3) Attackers will threaten the integrity of organizations’ data – manipulating the market on the way

The hacks of the past year have heralded a new era. Rather than merely being motivated by financial gain, hackers are devoting more time and resources to longer lead campaigns with a different goal – the integrity of information. These ‘trust attacks’ can cause long-term damage to organizations through the erosion of trust in the data itself. If a criminal wanted to harm an oil and gas firm, for example, a less obvious and more damaging method of attack than switching off an oil rig might be to hack into the sensors that they drag through the oceans collecting data and change the information that they send back, in order to influence the firm into buying drilling rights in the wrong places. Tomorrow’s attackers aren’t motivated purely by dollars – and organizations must be prepared.

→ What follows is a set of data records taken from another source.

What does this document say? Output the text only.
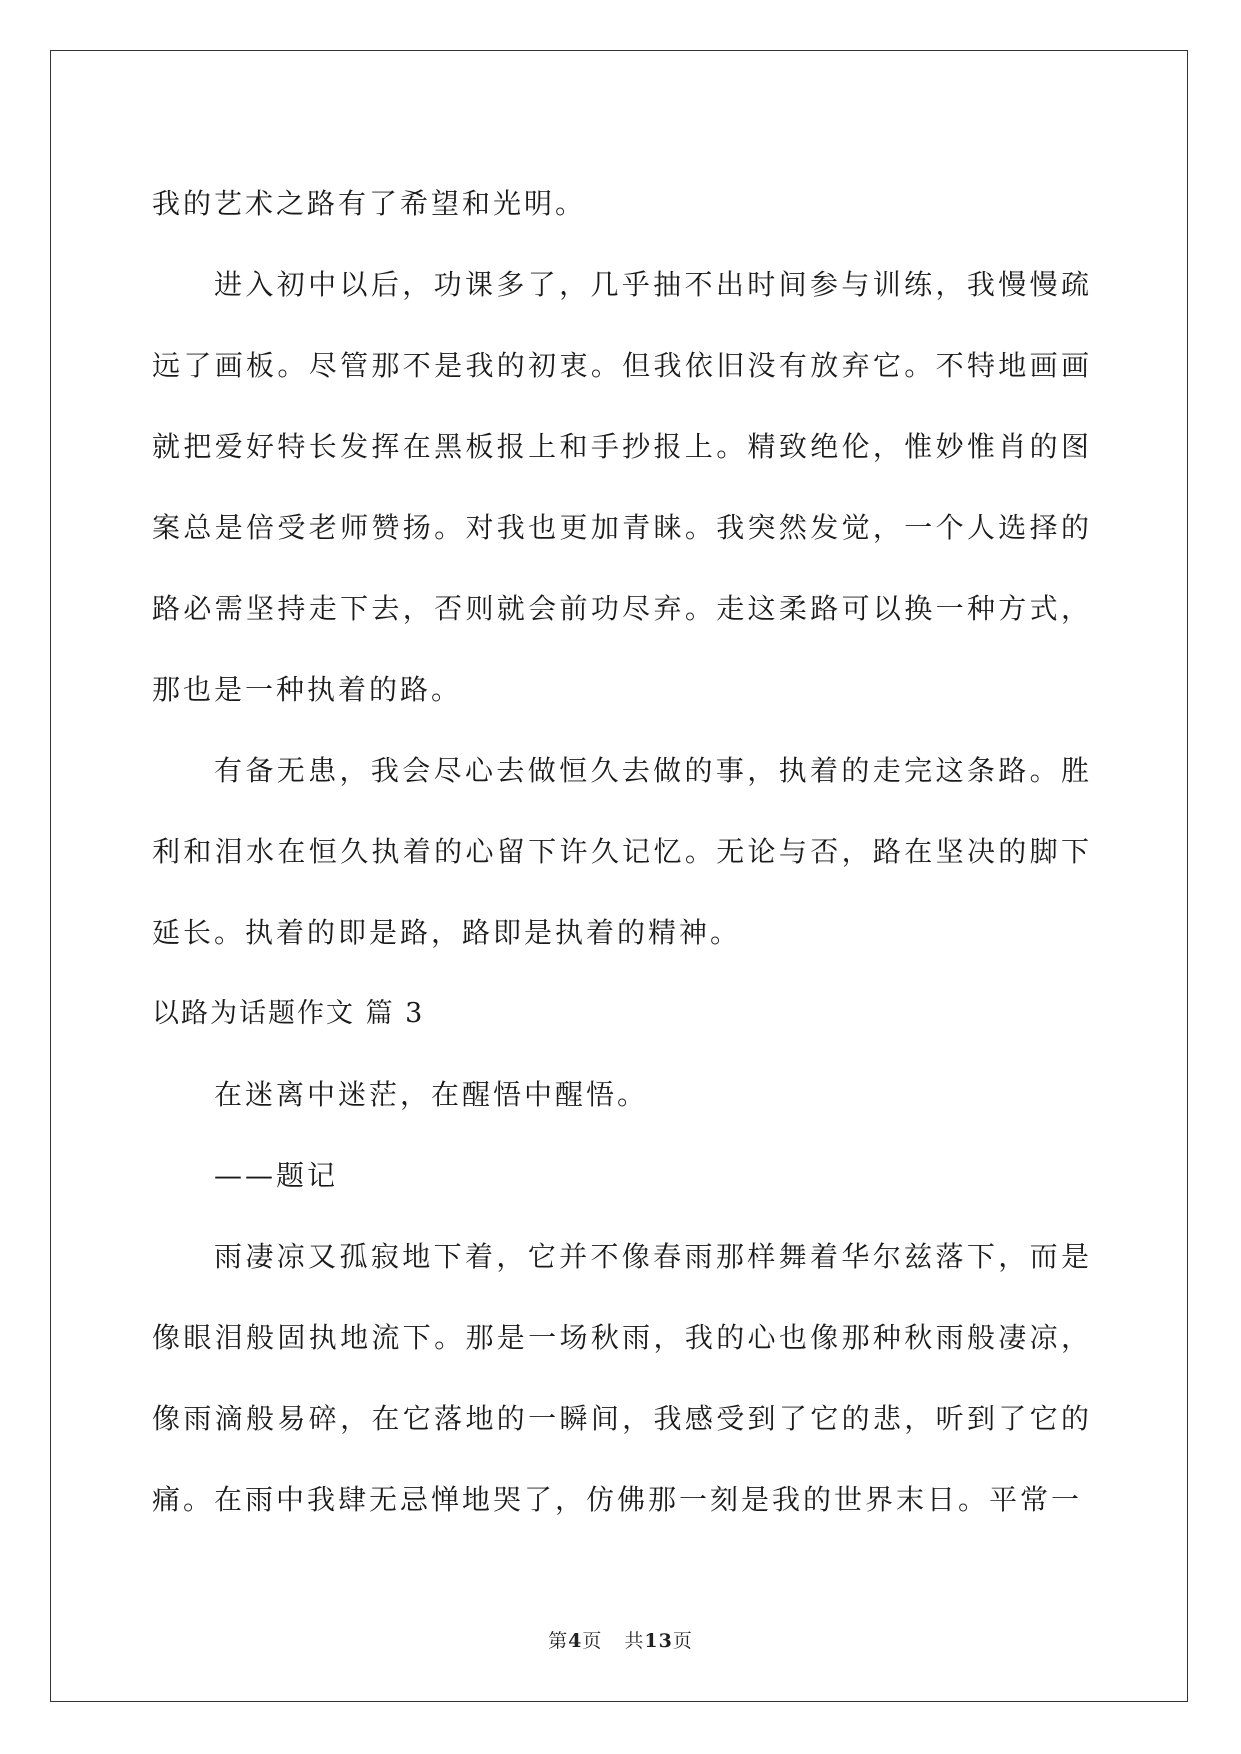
我的艺术之路有了希望和光明。

进入初中以后，功课多了，几乎抽不出时间参与训练，我慢慢疏远了画板。尽管那不是我的初衷。但我依旧没有放弃它。不特地画画就把爱好特长发挥在黑板报上和手抄报上。精致绝伦，惟妙惟肖的图案总是倍受老师赞扬。对我也更加青睐。我突然发觉，一个人选择的路必需坚持走下去，否则就会前功尽弃。走这柔路可以换一种方式，那也是一种执着的路。

有备无患，我会尽心去做恒久去做的事，执着的走完这条路。胜利和泪水在恒久执着的心留下许久记忆。无论与否，路在坚决的脚下延长。执着的即是路，路即是执着的精神。

以路为话题作文 篇 3

在迷离中迷茫，在醒悟中醒悟。

——题记

雨凄凉又孤寂地下着，它并不像春雨那样舞着华尔兹落下，而是像眼泪般固执地流下。那是一场秋雨，我的心也像那种秋雨般凄凉，像雨滴般易碎，在它落地的一瞬间，我感受到了它的悲，听到了它的痛。在雨中我肆无忌惮地哭了，仿佛那一刻是我的世界末日。平常一

第4页 共13页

4) Sophisticated threat-actors will target critical infrastructure

In late 2017, the U.S. government issued a rare public warning that sophisticated threat-actors are targeting industrial firms. It is almost a certainty that in 2018, we will see an uptick in sophisticated campaigns against national critical infrastructure. More troubling still, the threat actors don’t even have to be limited to nation-states. Individuals that seek to do harm now have access to a variety of nation-state toolkits on the Dark Web, and it’s only a matter of time before they begin investing the resources into launching disruptive campaigns of their own.

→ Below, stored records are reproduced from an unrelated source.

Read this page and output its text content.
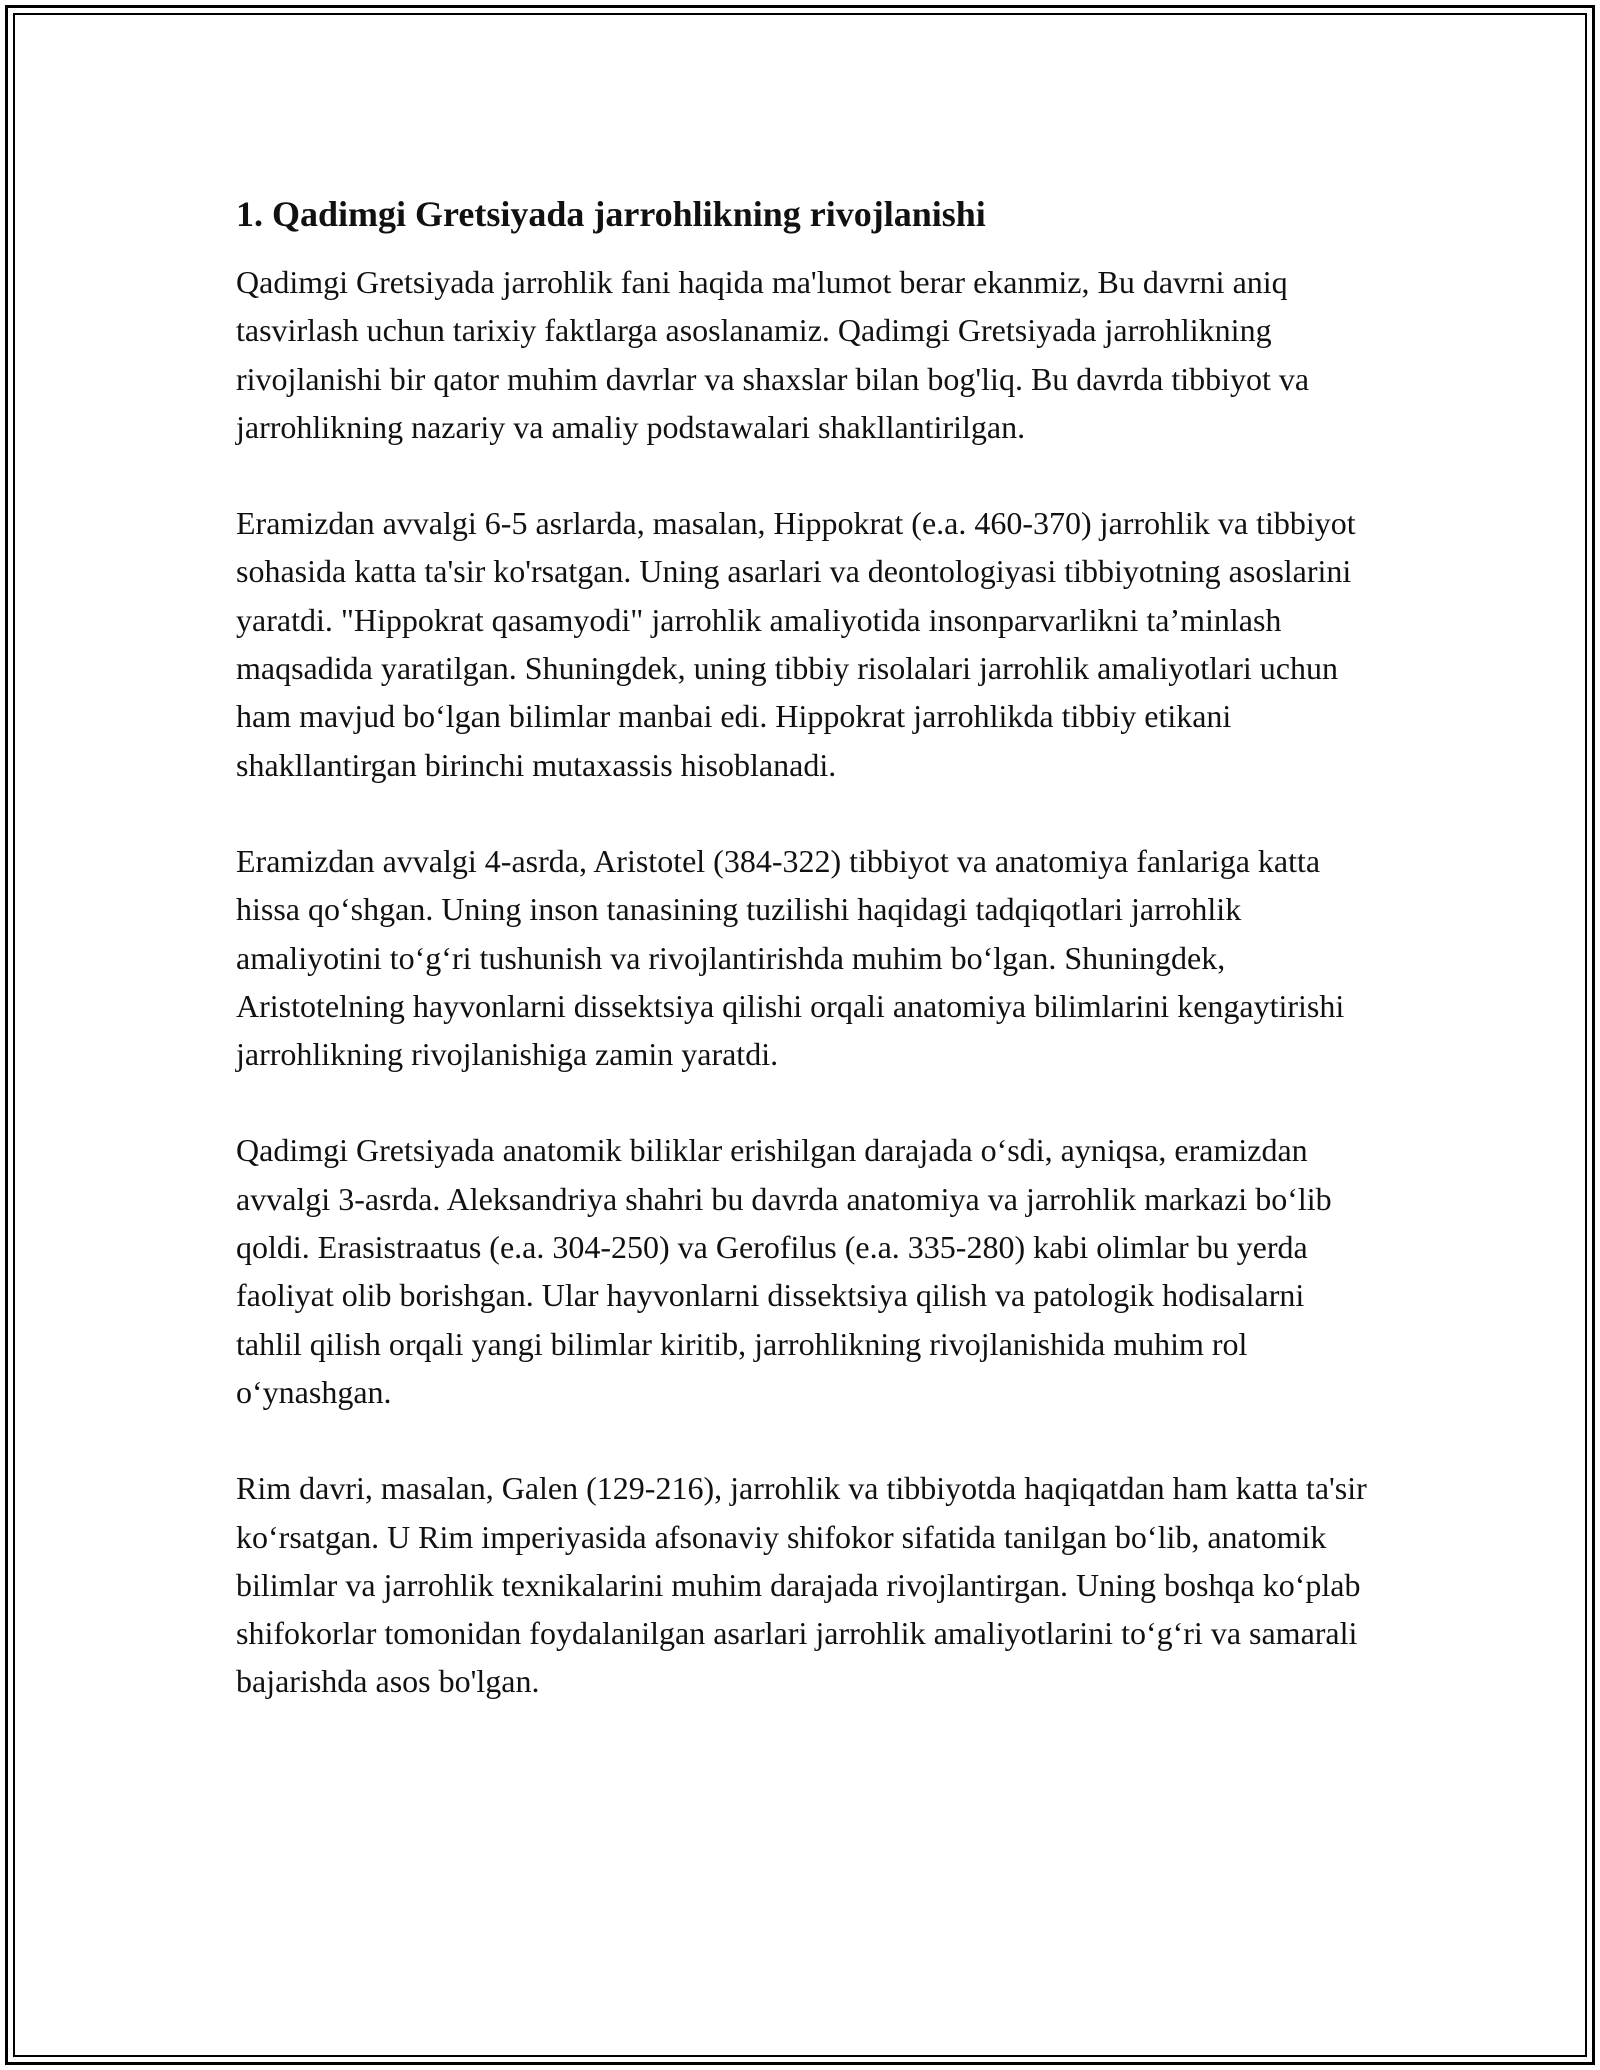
1. Qadimgi Gretsiyada jarrohlikning rivojlanishi

Qadimgi Gretsiyada jarrohlik fani haqida ma'lumot berar ekanmiz, Bu davrni aniq tasvirlash uchun tarixiy faktlarga asoslanamiz. Qadimgi Gretsiyada jarrohlikning rivojlanishi bir qator muhim davrlar va shaxslar bilan bog'liq. Bu davrda tibbiyot va jarrohlikning nazariy va amaliy podstawalari shakllantirilgan.

Eramizdan avvalgi 6-5 asrlarda, masalan, Hippokrat (e.a. 460-370) jarrohlik va tibbiyot sohasida katta ta'sir ko'rsatgan. Uning asarlari va deontologiyasi tibbiyotning asoslarini yaratdi. "Hippokrat qasamyodi" jarrohlik amaliyotida insonparvarlikni ta’minlash maqsadida yaratilgan. Shuningdek, uning tibbiy risolalari jarrohlik amaliyotlari uchun ham mavjud boʻlgan bilimlar manbai edi. Hippokrat jarrohlikda tibbiy etikani shakllantirgan birinchi mutaxassis hisoblanadi.

Eramizdan avvalgi 4-asrda, Aristotel (384-322) tibbiyot va anatomiya fanlariga katta hissa qoʻshgan. Uning inson tanasining tuzilishi haqidagi tadqiqotlari jarrohlik amaliyotini toʻgʻri tushunish va rivojlantirishda muhim boʻlgan. Shuningdek, Aristotelning hayvonlarni dissektsiya qilishi orqali anatomiya bilimlarini kengaytirishi jarrohlikning rivojlanishiga zamin yaratdi.

Qadimgi Gretsiyada anatomik biliklar erishilgan darajada oʻsdi, ayniqsa, eramizdan avvalgi 3-asrda. Aleksandriya shahri bu davrda anatomiya va jarrohlik markazi boʻlib qoldi. Erasistraatus (e.a. 304-250) va Gerofilus (e.a. 335-280) kabi olimlar bu yerda faoliyat olib borishgan. Ular hayvonlarni dissektsiya qilish va patologik hodisalarni tahlil qilish orqali yangi bilimlar kiritib, jarrohlikning rivojlanishida muhim rol oʻynashgan.

Rim davri, masalan, Galen (129-216), jarrohlik va tibbiyotda haqiqatdan ham katta ta'sir koʻrsatgan. U Rim imperiyasida afsonaviy shifokor sifatida tanilgan boʻlib, anatomik bilimlar va jarrohlik texnikalarini muhim darajada rivojlantirgan. Uning boshqa koʻplab shifokorlar tomonidan foydalanilgan asarlari jarrohlik amaliyotlarini toʻgʻri va samarali bajarishda asos bo'lgan.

5) AI won’t just be predictive – it will fight back

In 2017, AI met the challenge of identifying never-before-seen cyber-threats by understanding ‘self’ for corporate networks. In 2018, those networks will become self-defending, uniquely capable of taking precise, targeted action to neutralize cyber-attacks as they emerge. 2018 will truly be the year of machines fighting machines within organizations – may the strongest algorithms win.